Plus de 10 ans après une première adaptation, le Châtelet accueille une nouvelle production de la Passion selon Saint Jean, signée Calixto Bieito et en provenance de Bilbao, masques en plus. Une fois encore, tout y est aussi bien réglé que ressassé. Le parti pris minimaliste du metteur en scène tend sans doute à toucher par une forme d’authenticité, mais cette esthétique qui se veut aussi pauvre qu’intense a déjà été tellement vue, chez Bieito et d’autres, qu’elle n’échappe pas aux stéréotypes distanciant qu’elle cherchait à éviter. Même si la direction d’acteurs regorge de signes faisant écho au texte, et ne lasse jamais tant elle est précise et efficace, même si certains tableaux marquent l’esprit (la soprano liée à la place de Jésus, l’alto ange exterminateur, l’aigle final), cette beauté plastique ordinaire peine à émouvoir. Il faut également dire qu’abandonnant toute prétention narrative pour se concentrer sur un théâtre d’affect, Bieito fait exister les chanteurs davantage par leur jeu que par leur chant. Et comme souvent chez lui, ce jeu est paroxystique : humiliation au sens propre du terme à grand renfort de terre, poussière et pierres, sanguinolence, lutte sauvage, tremblements hébétés d’une humanité qui chante le sacré mais ne réussit jamais à le voir. Jésus n’est ce soir qu’un condamné parmi d’autres, et une choriste brandit une pancarte « Que sommes-nous ? »

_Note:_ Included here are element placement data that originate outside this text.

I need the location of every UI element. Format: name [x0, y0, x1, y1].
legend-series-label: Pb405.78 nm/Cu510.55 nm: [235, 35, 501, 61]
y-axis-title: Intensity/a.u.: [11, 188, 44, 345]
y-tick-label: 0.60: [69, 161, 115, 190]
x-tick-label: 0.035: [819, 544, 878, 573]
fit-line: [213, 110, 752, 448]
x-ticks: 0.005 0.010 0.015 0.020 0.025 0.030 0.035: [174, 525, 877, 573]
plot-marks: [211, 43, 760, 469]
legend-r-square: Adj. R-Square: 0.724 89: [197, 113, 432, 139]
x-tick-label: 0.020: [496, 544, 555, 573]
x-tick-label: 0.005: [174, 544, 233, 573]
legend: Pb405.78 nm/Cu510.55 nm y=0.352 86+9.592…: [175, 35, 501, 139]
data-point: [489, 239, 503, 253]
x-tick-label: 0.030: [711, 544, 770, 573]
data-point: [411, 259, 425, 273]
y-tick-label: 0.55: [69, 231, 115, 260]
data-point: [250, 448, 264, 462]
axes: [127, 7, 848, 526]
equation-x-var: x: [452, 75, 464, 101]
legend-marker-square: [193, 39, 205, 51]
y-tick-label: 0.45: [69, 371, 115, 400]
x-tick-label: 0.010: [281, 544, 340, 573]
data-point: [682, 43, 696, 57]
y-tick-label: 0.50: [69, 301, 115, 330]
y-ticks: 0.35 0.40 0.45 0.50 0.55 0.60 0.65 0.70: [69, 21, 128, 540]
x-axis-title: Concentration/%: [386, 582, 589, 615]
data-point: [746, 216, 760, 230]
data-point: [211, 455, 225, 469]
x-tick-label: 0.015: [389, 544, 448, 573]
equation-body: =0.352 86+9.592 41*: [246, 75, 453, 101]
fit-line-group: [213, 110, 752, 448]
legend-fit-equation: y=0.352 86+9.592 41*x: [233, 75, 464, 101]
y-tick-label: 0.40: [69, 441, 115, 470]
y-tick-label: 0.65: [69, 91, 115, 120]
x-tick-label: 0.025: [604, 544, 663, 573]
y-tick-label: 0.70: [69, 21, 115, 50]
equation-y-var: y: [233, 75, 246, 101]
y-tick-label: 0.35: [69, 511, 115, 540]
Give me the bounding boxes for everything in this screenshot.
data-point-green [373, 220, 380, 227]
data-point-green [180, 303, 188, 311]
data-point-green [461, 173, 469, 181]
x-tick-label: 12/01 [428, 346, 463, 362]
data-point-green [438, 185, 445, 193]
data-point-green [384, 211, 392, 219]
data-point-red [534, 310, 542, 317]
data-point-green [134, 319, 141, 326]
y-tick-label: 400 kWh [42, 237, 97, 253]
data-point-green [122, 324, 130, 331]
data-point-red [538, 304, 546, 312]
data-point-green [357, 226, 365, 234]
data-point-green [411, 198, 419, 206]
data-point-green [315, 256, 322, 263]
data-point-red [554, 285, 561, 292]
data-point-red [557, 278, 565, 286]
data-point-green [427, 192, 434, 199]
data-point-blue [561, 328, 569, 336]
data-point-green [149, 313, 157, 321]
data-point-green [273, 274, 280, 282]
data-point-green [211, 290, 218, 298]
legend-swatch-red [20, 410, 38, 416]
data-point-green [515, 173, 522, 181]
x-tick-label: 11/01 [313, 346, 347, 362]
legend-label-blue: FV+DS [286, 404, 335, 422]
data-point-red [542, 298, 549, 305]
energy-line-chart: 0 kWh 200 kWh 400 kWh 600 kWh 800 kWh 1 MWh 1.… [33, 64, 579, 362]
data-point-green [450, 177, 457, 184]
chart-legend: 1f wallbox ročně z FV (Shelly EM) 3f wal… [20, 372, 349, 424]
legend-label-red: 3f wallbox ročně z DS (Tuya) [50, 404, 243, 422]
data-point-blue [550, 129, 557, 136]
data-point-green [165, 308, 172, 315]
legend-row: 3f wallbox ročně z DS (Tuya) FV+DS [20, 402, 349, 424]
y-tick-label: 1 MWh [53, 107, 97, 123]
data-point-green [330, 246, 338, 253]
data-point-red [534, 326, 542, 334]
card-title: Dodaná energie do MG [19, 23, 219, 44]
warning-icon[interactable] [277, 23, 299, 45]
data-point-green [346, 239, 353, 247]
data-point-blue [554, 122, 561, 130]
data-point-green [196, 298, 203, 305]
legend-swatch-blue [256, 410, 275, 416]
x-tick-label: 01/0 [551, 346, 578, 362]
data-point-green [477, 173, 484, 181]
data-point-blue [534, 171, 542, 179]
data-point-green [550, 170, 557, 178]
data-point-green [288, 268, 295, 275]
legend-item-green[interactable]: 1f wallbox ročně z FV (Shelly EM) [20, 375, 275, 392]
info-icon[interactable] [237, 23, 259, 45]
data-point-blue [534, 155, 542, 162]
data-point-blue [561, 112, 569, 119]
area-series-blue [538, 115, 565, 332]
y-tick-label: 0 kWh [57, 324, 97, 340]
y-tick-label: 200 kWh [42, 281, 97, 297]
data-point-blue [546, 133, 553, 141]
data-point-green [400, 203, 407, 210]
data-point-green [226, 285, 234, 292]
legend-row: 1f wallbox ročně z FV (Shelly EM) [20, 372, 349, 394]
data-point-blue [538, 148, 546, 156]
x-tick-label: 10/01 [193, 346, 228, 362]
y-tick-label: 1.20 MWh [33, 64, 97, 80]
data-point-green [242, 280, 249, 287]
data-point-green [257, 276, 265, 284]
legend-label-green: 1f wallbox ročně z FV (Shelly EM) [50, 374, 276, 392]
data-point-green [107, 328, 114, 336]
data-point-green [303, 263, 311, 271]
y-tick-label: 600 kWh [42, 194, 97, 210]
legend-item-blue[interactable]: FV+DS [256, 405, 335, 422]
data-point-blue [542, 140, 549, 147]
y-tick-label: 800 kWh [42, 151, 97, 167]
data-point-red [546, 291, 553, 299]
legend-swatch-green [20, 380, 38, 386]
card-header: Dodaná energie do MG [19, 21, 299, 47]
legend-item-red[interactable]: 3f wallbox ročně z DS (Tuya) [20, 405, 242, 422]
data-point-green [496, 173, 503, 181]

© Thomas Amouroux (Théâtre du Châtelet)
Pour incarner cette vision violente mais hélas inoffensive, tous les chanteurs font preuve d’une louable énergie. Benjamin Appl existe plus par son physique solaire et sa façon de hanter le plateau que par les quelques phrases que Bach lui a confiées. Andreas Wolf est mieux logé et donne à son Pilate des accents et des emportements physiques très convaincants. Robert Murray ne ménage pas sa peine également dans d’éprouvantes scènes de lynchage qui contrastent heureusement avec la très belle tenue de ses arias. Lenneke Ruiten flirte habilement avec les limites de sa tessiture, au point de faire passer ces aigus difficiles pour les stigmates d’une fidèle souffrant dans sa volonté de suivre Jésus, comme dans sa tristesse de voir le Christ mort, mais on aurait aimé une émission moins tendue. L’Evangéliste reporter (il porte une caméra lors de sa première intervention) est porté de façon tranchante et dramatique par un Joshua Elicott en grande forme vocale. Mais ce sont les deux airs de Carlos Mena qui nous semblent les plus marquants de la soirée, et pas uniquement parce que « Es is vollbracht » est le tube de la partition : la prosodie, la ligne, l’ambitus, la projection et la sobriété du contre-ténor sont remarquables et font oublier un timbre assez monochrome.
Mais c’est surtout le Chœur de Paris qui donne son âme à ce spectacle. On pardonnera à ce groupe amateur les attaques pas toujours très nettes, et la justesse souvent en péril, car l’ensemble est suffisamment abouti et professionnel pour que l’on goûte dans leur interprétation la fraîcheur et la prise de risque qui manquent à cette production. Et pour amateur qu’ils soient, aucun choriste ne manque d’energie comme de retenue aux moments opportuns. Les Talens lyriques dirigés par Philippe Pierlot nous offrent une version très équilibrée et minutieuse, au point de manquer de personnalité. Ce n’est pas de la routine, loin de là, mais décidemment, un manque d’inspiration.
Ce spectacle sera disponible en streaming à partir du 4 juin.